7 in 10 Americans are now overweight, with more than one third classified as obese. It is a surprising and disturbing statistic. I'll tell you, I almost dropped my Tootsie Roll when I read it.
For a number of years many employers have been offering wellness programs in the hope that the tubbo's on their payroll (statistically most of us, including yours truly) would participate and develop a healthier and less expensive (or expansive?) lifestyle. Alas, it was not to be. I maintain they would have had better success if they had offered ice cream and pizza to encourage people to get with the program, but what do I know? It just seems that dropping pounds and getting healthy is too hard to be attempted just because it is good for us.
No, we need to be beaten with a stick to get the point across.
Hence employers are beginning to drop the carrot, and are now looking at better ways to get our attention on the matter. Construction materials supplier Lafarge U.S. offers a voluntary health screening and coaching program that does offer incentive rewards to those employees who participate. However, it has also started limiting the health benefits of those who do not. Those employees who “had at least three risk factors and didn’t partake in coaching could not sign up for the company’s gold-level insurance plan, which has no deductible and lower out-of-pocket costs. Workers who didn’t get evaluated at all could only choose a bronze plan that comes with a $2,750 deductible.”
Ouch. That's a lot of Moon Pies.
More is being learned about the cost of poor health and absenteeism in the workplace, and an overweight, sedentary lifestyle is emerging as one of the leading factors in that expense. This is of course also a concern in the workers' compensation world, as co-morbidities such as diabetes and other weight related issues greatly affect both cost and outcome for the industry.
So, are company's efforts having an impact? According to a Rand study the answer is, “not yet”. Rand reports just 10% of employees participated in weight management programs and 21% in fitness programs. Only 2% of employers reported actual savings estimates. But this entire methodology is still in its infancy, as the vast majority of wellness programs are still voluntary with no negative consequences for those who do not participate. That is, no negative consequences other than excessive weight gain, high blood pressure, sky high cholesterol and the like.
Some companies still are pushing with positive incentives to get the results that will improve both the health of their employees and their bottom line. The source article for this story indicated that airline JetBlue has an aggressive wellness program that includes one-on-one coaching, biometrics measuring and financial rewards for participation. 74% of their employees participate in the rewards program and 46% in the coaching initiative. Economically it makes sense, since the alternative is building longer runways in order to get their fat crews and ginormous customers off the ground.

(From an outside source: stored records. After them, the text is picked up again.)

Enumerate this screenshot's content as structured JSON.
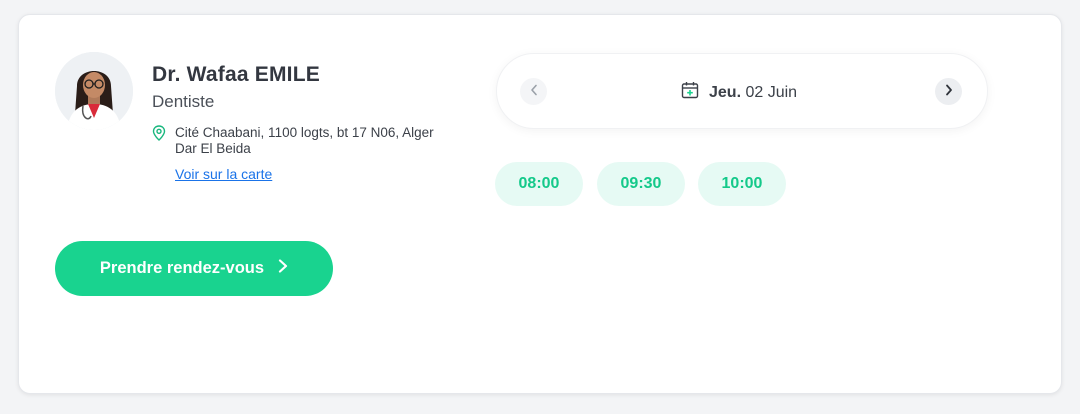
{
  "doctor": {
    "name": "Dr. Wafaa EMILE",
    "specialty": "Dentiste",
    "address": "Cité Chaabani, 1100 logts, bt 17 N06, Alger Dar El Beida",
    "map_link": "Voir sur la carte",
    "avatar_icon": "doctor-portrait"
  },
  "cta": {
    "label": "Prendre rendez-vous",
    "icon": "chevron-right-icon"
  },
  "date_picker": {
    "day": "Jeu.",
    "date": "02 Juin",
    "prev_icon": "chevron-left-icon",
    "next_icon": "chevron-right-icon",
    "calendar_icon": "calendar-icon"
  },
  "slots": [
    "08:00",
    "09:30",
    "10:00"
  ],
  "colors": {
    "accent": "#19d38f",
    "slot_bg": "#e6faf4",
    "slot_text": "#14c98a",
    "link": "#1a73e8"
  }
}
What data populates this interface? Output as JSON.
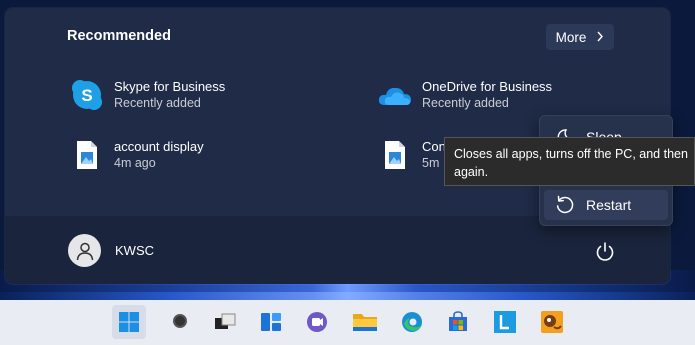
{
  "recommended": {
    "title": "Recommended",
    "more_label": "More",
    "items": [
      {
        "name": "Skype for Business",
        "sub": "Recently added",
        "icon": "skype-icon"
      },
      {
        "name": "OneDrive for Business",
        "sub": "Recently added",
        "icon": "onedrive-icon"
      },
      {
        "name": "account display",
        "sub": "4m ago",
        "icon": "image-file-icon"
      },
      {
        "name": "Con",
        "sub": "5m",
        "icon": "image-file-icon"
      }
    ]
  },
  "user": {
    "name": "KWSC"
  },
  "power_menu": {
    "items": [
      {
        "label": "Sleep",
        "icon": "moon-icon"
      },
      {
        "label": "Restart",
        "icon": "restart-icon"
      }
    ],
    "tooltip_line1": "Closes all apps, turns off the PC, and then",
    "tooltip_line2": "again."
  },
  "taskbar": {
    "icons": [
      "windows-start-icon",
      "search-icon",
      "task-view-icon",
      "widgets-icon",
      "teams-chat-icon",
      "file-explorer-icon",
      "edge-icon",
      "store-icon",
      "lync-icon",
      "game-icon"
    ]
  },
  "colors": {
    "accent": "#0078d4",
    "panel": "#1e2a45",
    "taskbar": "#e9edf3"
  }
}
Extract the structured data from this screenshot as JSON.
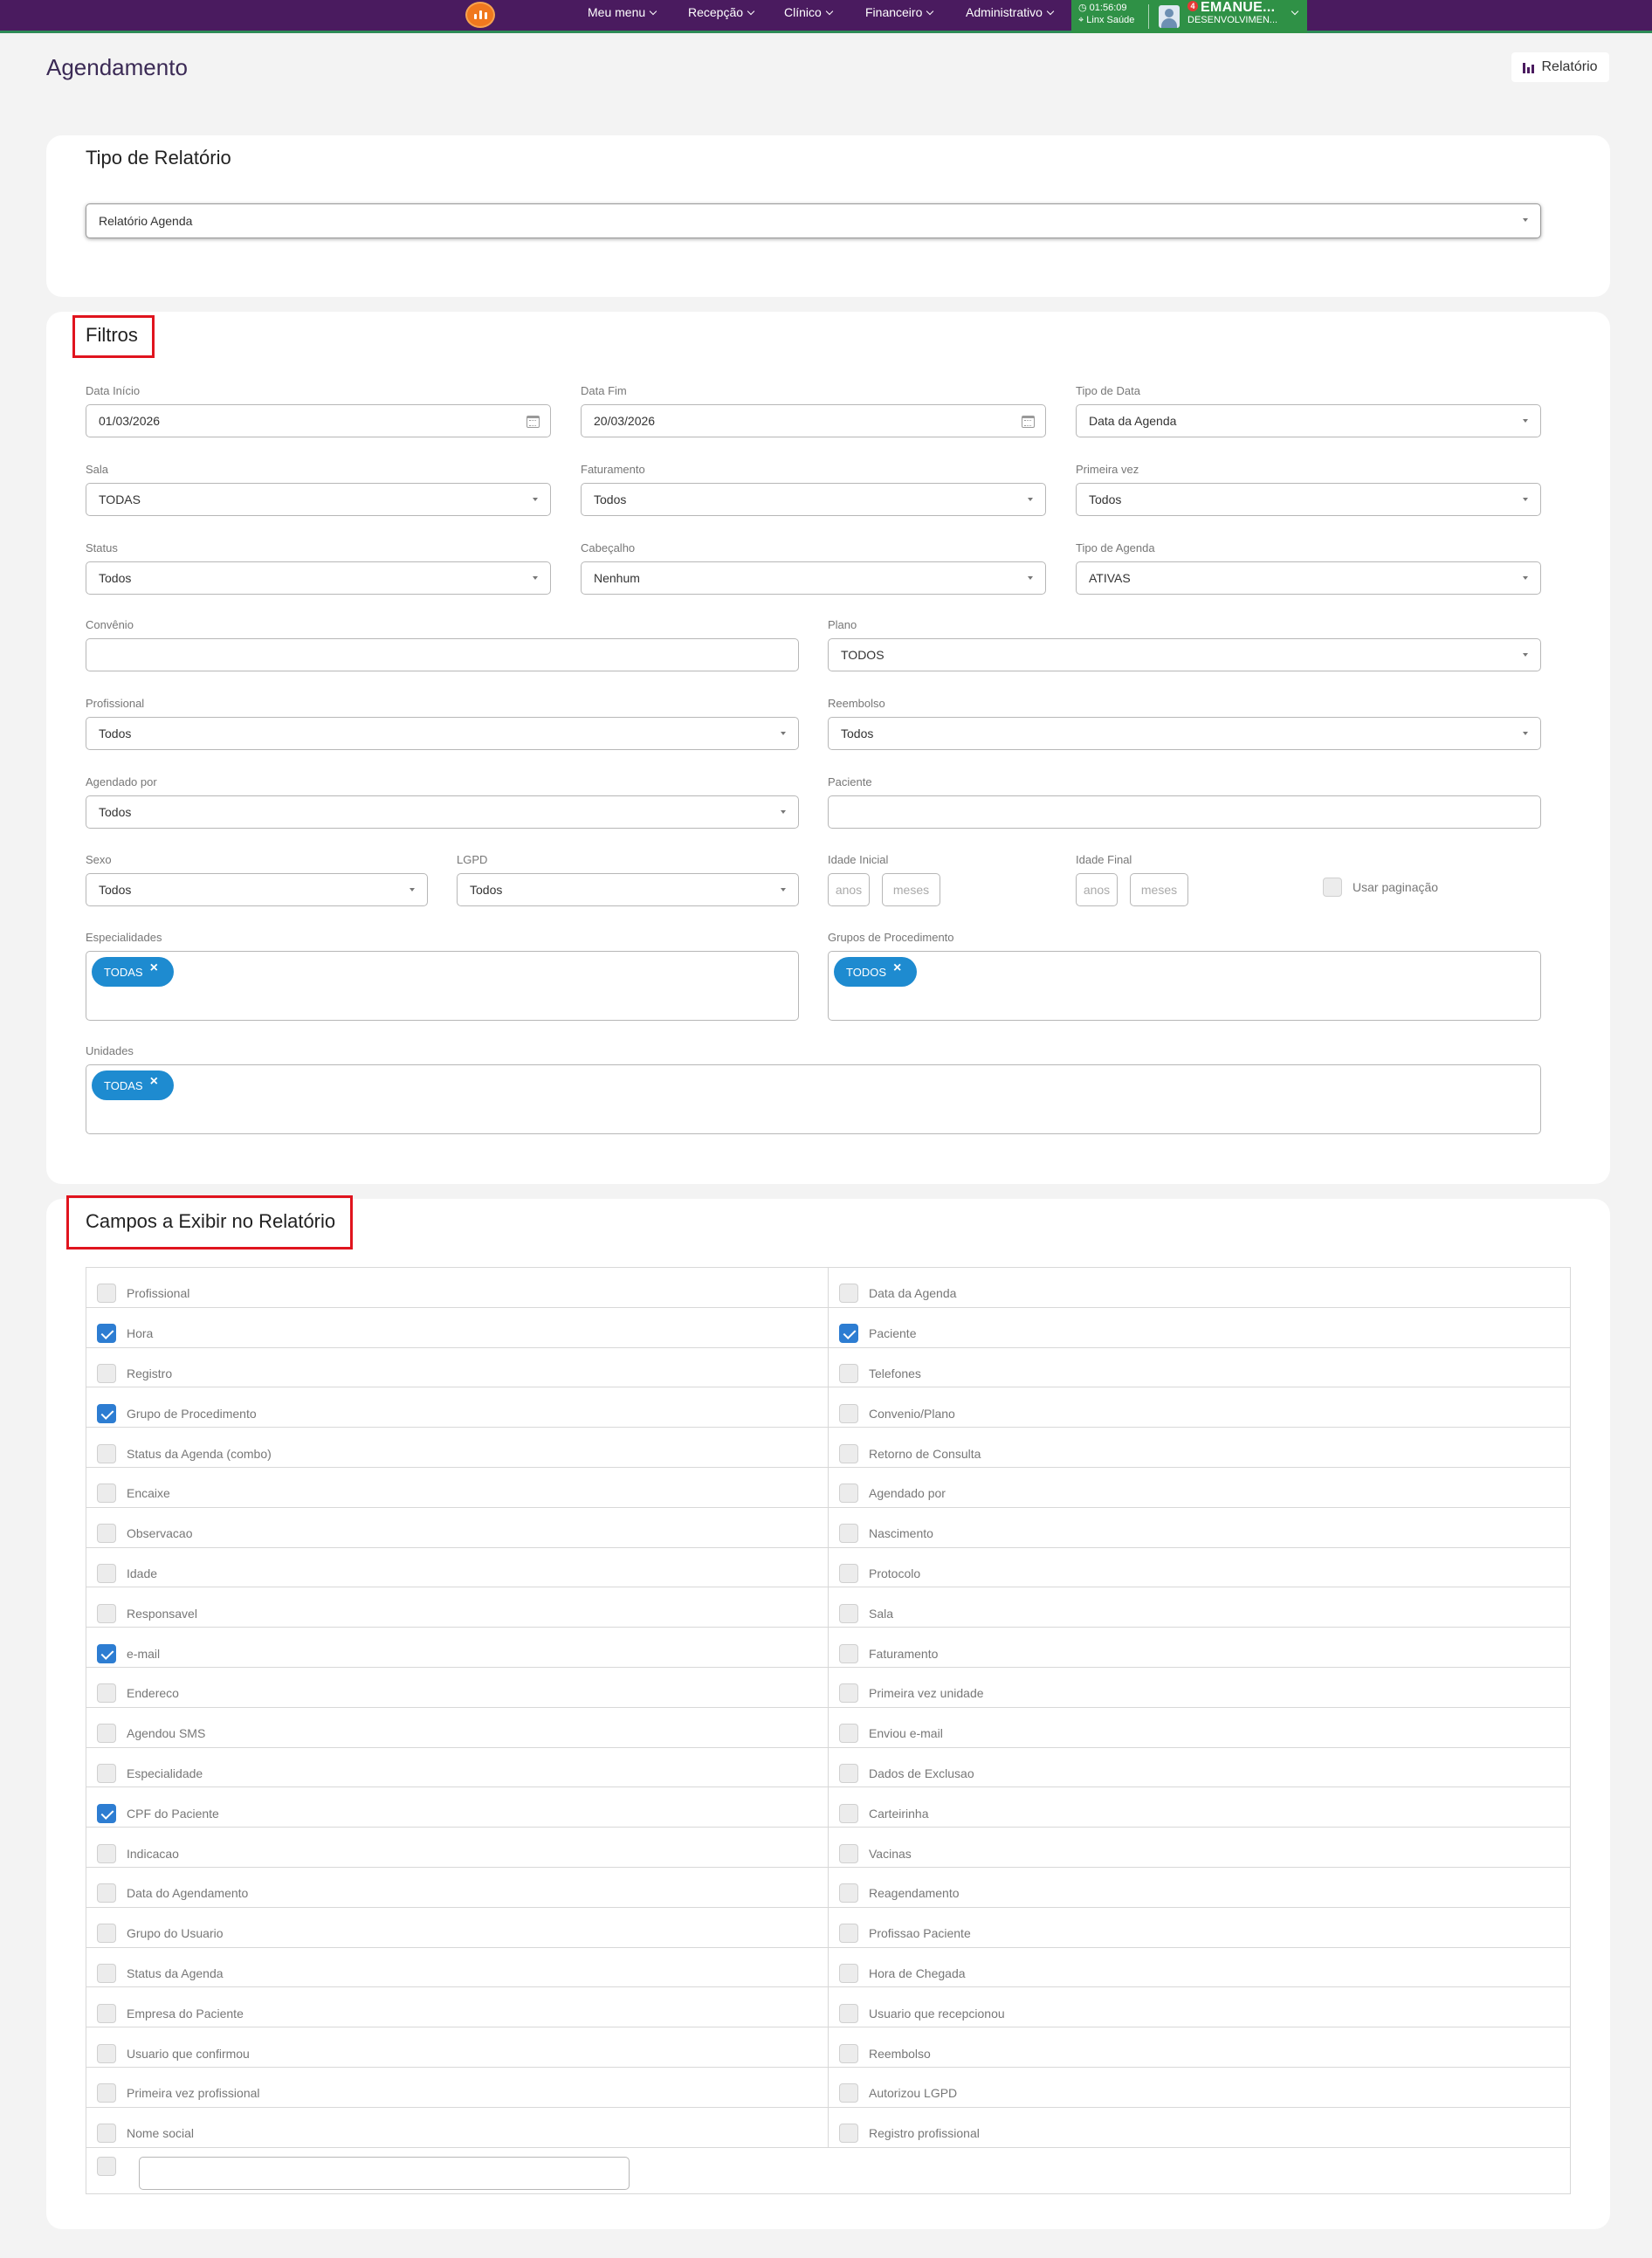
{
  "nav": {
    "menus": [
      "Meu menu",
      "Recepção",
      "Clínico",
      "Financeiro",
      "Administrativo"
    ],
    "time": "01:56:09",
    "location": "Linx Saúde",
    "notif_count": "4",
    "user_name": "EMANUE...",
    "user_role": "DESENVOLVIMEN..."
  },
  "page": {
    "title": "Agendamento",
    "report_button": "Relatório"
  },
  "tipo": {
    "title": "Tipo de Relatório",
    "value": "Relatório Agenda"
  },
  "filtros": {
    "title": "Filtros",
    "data_inicio": {
      "label": "Data Início",
      "value": "01/03/2026"
    },
    "data_fim": {
      "label": "Data Fim",
      "value": "20/03/2026"
    },
    "tipo_data": {
      "label": "Tipo de Data",
      "value": "Data da Agenda"
    },
    "sala": {
      "label": "Sala",
      "value": "TODAS"
    },
    "faturamento": {
      "label": "Faturamento",
      "value": "Todos"
    },
    "primeira_vez": {
      "label": "Primeira vez",
      "value": "Todos"
    },
    "status": {
      "label": "Status",
      "value": "Todos"
    },
    "cabecalho": {
      "label": "Cabeçalho",
      "value": "Nenhum"
    },
    "tipo_agenda": {
      "label": "Tipo de Agenda",
      "value": "ATIVAS"
    },
    "convenio": {
      "label": "Convênio",
      "value": ""
    },
    "plano": {
      "label": "Plano",
      "value": "TODOS"
    },
    "profissional": {
      "label": "Profissional",
      "value": "Todos"
    },
    "reembolso": {
      "label": "Reembolso",
      "value": "Todos"
    },
    "agendado_por": {
      "label": "Agendado por",
      "value": "Todos"
    },
    "paciente": {
      "label": "Paciente",
      "value": ""
    },
    "sexo": {
      "label": "Sexo",
      "value": "Todos"
    },
    "lgpd": {
      "label": "LGPD",
      "value": "Todos"
    },
    "idade_inicial": {
      "label": "Idade Inicial",
      "anos_placeholder": "anos",
      "meses_placeholder": "meses"
    },
    "idade_final": {
      "label": "Idade Final",
      "anos_placeholder": "anos",
      "meses_placeholder": "meses"
    },
    "usar_paginacao": {
      "label": "Usar paginação",
      "checked": false
    },
    "especialidades": {
      "label": "Especialidades",
      "tag": "TODAS"
    },
    "grupos_procedimento": {
      "label": "Grupos de Procedimento",
      "tag": "TODOS"
    },
    "unidades": {
      "label": "Unidades",
      "tag": "TODAS"
    }
  },
  "campos": {
    "title": "Campos a Exibir no Relatório",
    "rows": [
      [
        {
          "label": "Profissional",
          "checked": false
        },
        {
          "label": "Data da Agenda",
          "checked": false
        }
      ],
      [
        {
          "label": "Hora",
          "checked": true
        },
        {
          "label": "Paciente",
          "checked": true
        }
      ],
      [
        {
          "label": "Registro",
          "checked": false
        },
        {
          "label": "Telefones",
          "checked": false
        }
      ],
      [
        {
          "label": "Grupo de Procedimento",
          "checked": true
        },
        {
          "label": "Convenio/Plano",
          "checked": false
        }
      ],
      [
        {
          "label": "Status da Agenda (combo)",
          "checked": false
        },
        {
          "label": "Retorno de Consulta",
          "checked": false
        }
      ],
      [
        {
          "label": "Encaixe",
          "checked": false
        },
        {
          "label": "Agendado por",
          "checked": false
        }
      ],
      [
        {
          "label": "Observacao",
          "checked": false
        },
        {
          "label": "Nascimento",
          "checked": false
        }
      ],
      [
        {
          "label": "Idade",
          "checked": false
        },
        {
          "label": "Protocolo",
          "checked": false
        }
      ],
      [
        {
          "label": "Responsavel",
          "checked": false
        },
        {
          "label": "Sala",
          "checked": false
        }
      ],
      [
        {
          "label": "e-mail",
          "checked": true
        },
        {
          "label": "Faturamento",
          "checked": false
        }
      ],
      [
        {
          "label": "Endereco",
          "checked": false
        },
        {
          "label": "Primeira vez unidade",
          "checked": false
        }
      ],
      [
        {
          "label": "Agendou SMS",
          "checked": false
        },
        {
          "label": "Enviou e-mail",
          "checked": false
        }
      ],
      [
        {
          "label": "Especialidade",
          "checked": false
        },
        {
          "label": "Dados de Exclusao",
          "checked": false
        }
      ],
      [
        {
          "label": "CPF do Paciente",
          "checked": true
        },
        {
          "label": "Carteirinha",
          "checked": false
        }
      ],
      [
        {
          "label": "Indicacao",
          "checked": false
        },
        {
          "label": "Vacinas",
          "checked": false
        }
      ],
      [
        {
          "label": "Data do Agendamento",
          "checked": false
        },
        {
          "label": "Reagendamento",
          "checked": false
        }
      ],
      [
        {
          "label": "Grupo do Usuario",
          "checked": false
        },
        {
          "label": "Profissao Paciente",
          "checked": false
        }
      ],
      [
        {
          "label": "Status da Agenda",
          "checked": false
        },
        {
          "label": "Hora de Chegada",
          "checked": false
        }
      ],
      [
        {
          "label": "Empresa do Paciente",
          "checked": false
        },
        {
          "label": "Usuario que recepcionou",
          "checked": false
        }
      ],
      [
        {
          "label": "Usuario que confirmou",
          "checked": false
        },
        {
          "label": "Reembolso",
          "checked": false
        }
      ],
      [
        {
          "label": "Primeira vez profissional",
          "checked": false
        },
        {
          "label": "Autorizou LGPD",
          "checked": false
        }
      ],
      [
        {
          "label": "Nome social",
          "checked": false
        },
        {
          "label": "Registro profissional",
          "checked": false
        }
      ]
    ],
    "custom_field_value": ""
  },
  "colors": {
    "nav_bg": "#4a1b5f",
    "nav_green": "#2f9146",
    "tag_blue": "#1e8bd0",
    "check_blue": "#2d7dd2",
    "highlight_red": "#e0141e"
  }
}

Still, I suspect that we will see more “negative consequence” efforts in the future as companies continue to grapple with the economic realities of an overweight and unhealthy workforce. Ironically people can only be led so far while the reward is simply for their own health benefit, especially when the alternative requires true effort and commitment. Companies will ultimately have to draw a line in the sand that we cannot waddle across, developing policies that make their employees partly responsible for the financial impact their own conditions create.
The carrot may be tempting for just a statistical few, but virtually no one likes to get hit with a stick – unless of course it is made out of sausage.